SPX and INDU: Still Being Stubborn


So 3234 has been the level we've been watching for a while, and on Monday, SPX rallied to that level and reversed hard, which may have been good for a short-term trade for nimble traders -- but today, futures are indicating we're going to open at or beyond that level, which is going to make things challenging for bears.

While a B-wave high will still be possible, to be followed by a C-wave down for (previously presumed) wave (2), it is very hard to trade such waves... and usually ill-advised to attempt to front-run them.  Because once the June swing high is claimed with authority, bulls will at least have the option to be in the midst of a third wave rally (see alt: i/alt. ii below), and third waves can be relentless. 


It is worth noting that INDU is a little further below its June swing high than SPX:


As a side note, I'll be frank:  It's really hard to know what to make of that June decline now.  I was pretty sold on it as an impulsive decline, so that means either it isn't (despite appearances to the contrary), or it has to be the C-wave of an expanded flat... but it's challenging to locate the A and B waves of said flat. As far as I'm concerned, that makes it something of an anomaly.

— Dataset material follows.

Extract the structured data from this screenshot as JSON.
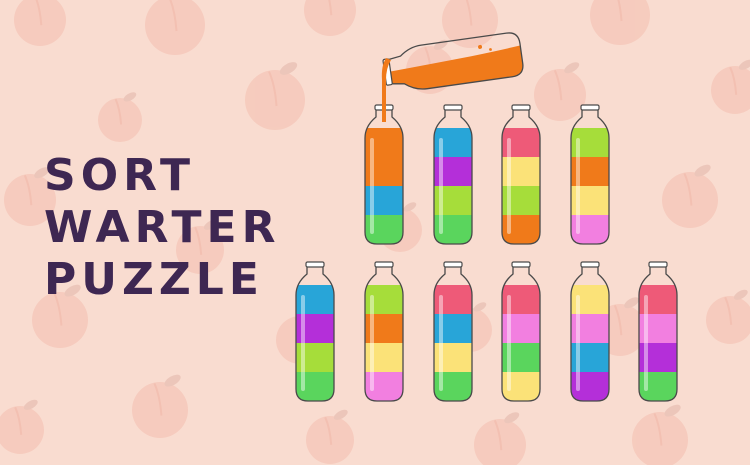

And this is not to say that I'm "never" wrong about such things -- but it's pretty unusual for the market to sell me on something like that and then proceed to completely ignore it.  I guess if the B-wave option doesn't materialize, then we can perhaps chalk it up to the unprecedented government and central bank intervention causing mutations in the wave patterns (which does happen).  We'll see how it goes from here.

In conclusion, if SPX can sustain a breakout over the key 3234 zone, then bears are just going to have to be patient, since bulls will have the option of a third wave rally.  In the event bears can generate a solid reversal in the next couple sessions, then we'll play that by ear for the option of a B-wave high/C-wave decline.  Trade safe.